OK, we've now passed official date #2 with "Ben." The date went well and I had a good time. We finished it off by watching a movie at his house. Before your dirty minds go anywhere...it was all good clean fun. But, he is definitely moving things along. (We saw each other Friday, Saturday, and Sunday.)
So, when I got home...I had this weird feeling of, "Do I like him?" That sent me into a stress spiral for the rest of the weekend.
For all intents and purposes, this guy is doing everything right. I mean, he's a lot of the things I've always said I wanted in a person. And, I do like that he is those things.
But, I'm trying to figure out if it's moving too quickly? Because, I went from being excited that he's texting me...to not sure whether I like him.
Granted, we still hardly know each other. So, I definitely want to continue to get to know him and see what happens. But, I also want to figure out what my "deal" is!
I think I'm under a lot of pressure (unintentional) from friends. I can't tell you how many people ask about it...and then get overly girly excited. It's too much for me. I find it odd that they freak out more than I do! So, part of me feels like I'm going to be "in trouble" or "too picky" if it doesn't work out.

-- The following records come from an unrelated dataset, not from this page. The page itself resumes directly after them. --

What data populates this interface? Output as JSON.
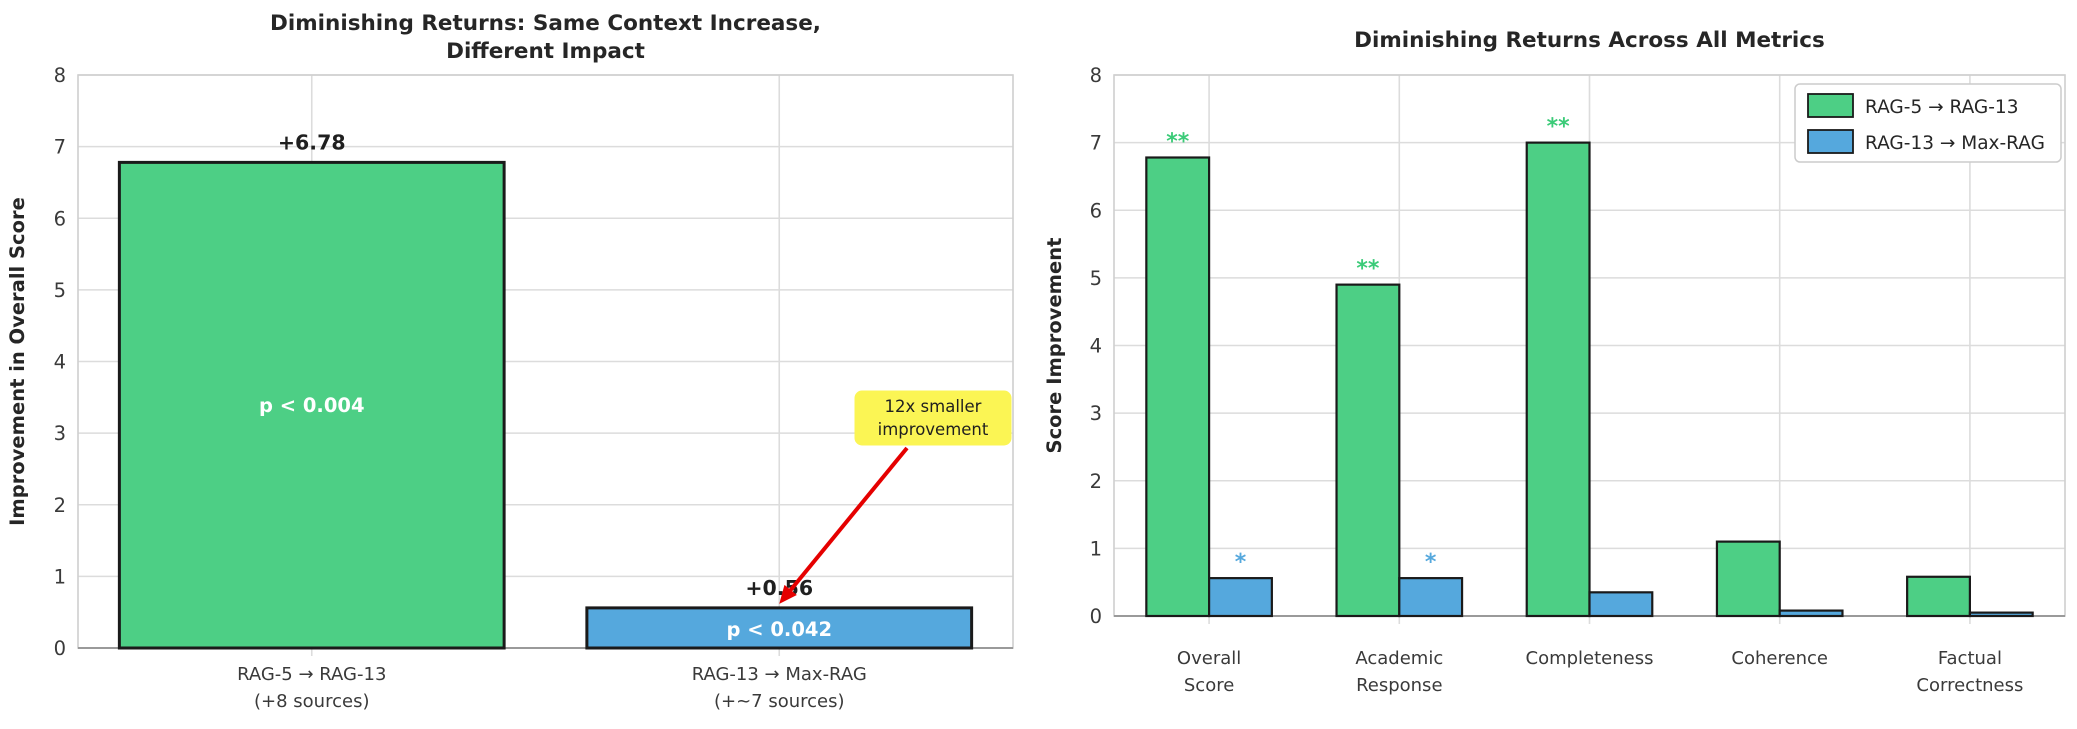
{
  "figure": {
    "background": "#ffffff"
  },
  "colors": {
    "green": "#4DCF85",
    "blue": "#55A8DD",
    "bar_edge": "#1a1a1a",
    "grid": "#DCDCDC",
    "spine": "#CFCFCF",
    "axis_line": "#9A9A9A",
    "title_text": "#262626",
    "tick_text": "#3A3A3A",
    "label_text": "#1F1F1F",
    "inner_label_text": "#FFFFFF",
    "annotation_bg": "#FBF554",
    "annotation_text": "#1F1F1F",
    "arrow": "#E50000",
    "sig_green": "#3BCB78",
    "sig_blue": "#55A8DD",
    "legend_border": "#CCCCCC",
    "legend_bg": "#FFFFFF"
  },
  "chart_data": [
    {
      "type": "bar",
      "title": "Diminishing Returns: Same Context Increase,\nDifferent Impact",
      "xlabel": "",
      "ylabel": "Improvement in Overall Score",
      "ylim": [
        0,
        8
      ],
      "yticks": [
        0,
        1,
        2,
        3,
        4,
        5,
        6,
        7,
        8
      ],
      "grid": true,
      "categories": [
        "RAG-5 → RAG-13\n(+8 sources)",
        "RAG-13 → Max-RAG\n(+~7 sources)"
      ],
      "values": [
        6.78,
        0.56
      ],
      "bar_colors": [
        "green",
        "blue"
      ],
      "bar_value_labels": [
        "+6.78",
        "+0.56"
      ],
      "inner_labels": [
        "p < 0.004",
        "p < 0.042"
      ],
      "annotation": {
        "text": "12x smaller\nimprovement",
        "target_bar_index": 1
      }
    },
    {
      "type": "bar",
      "title": "Diminishing Returns Across All Metrics",
      "xlabel": "",
      "ylabel": "Score Improvement",
      "ylim": [
        0,
        8
      ],
      "yticks": [
        0,
        1,
        2,
        3,
        4,
        5,
        6,
        7,
        8
      ],
      "grid": true,
      "legend_position": "upper right",
      "categories": [
        "Overall\nScore",
        "Academic\nResponse",
        "Completeness",
        "Coherence",
        "Factual\nCorrectness"
      ],
      "series": [
        {
          "name": "RAG-5 → RAG-13",
          "color": "green",
          "values": [
            6.78,
            4.9,
            7.0,
            1.1,
            0.58
          ],
          "significance": [
            "**",
            "**",
            "**",
            "",
            ""
          ]
        },
        {
          "name": "RAG-13 → Max-RAG",
          "color": "blue",
          "values": [
            0.56,
            0.56,
            0.35,
            0.08,
            0.05
          ],
          "significance": [
            "*",
            "*",
            "",
            "",
            ""
          ]
        }
      ]
    }
  ]
}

I know I need to just listen to myself and trust my own heart. But, I don't want to miss out on a great guy because I'm scared. I also don't want to force myself to date someone that just isn't a match (for whatever reason).
I am very independent and I haven't really ever had a serious relationship. My guess is that these are big contributors of my little panic attack. I'm sure my mind is thinking, "Really? This fast? So unexpected..."
So, for now, I'm going to keep seeing where this goes. And maybe, as he and I get to know one another better, I can just tell him that I need it to move slowly.
Any advice from my fellow bloggers would be much appreciated!!!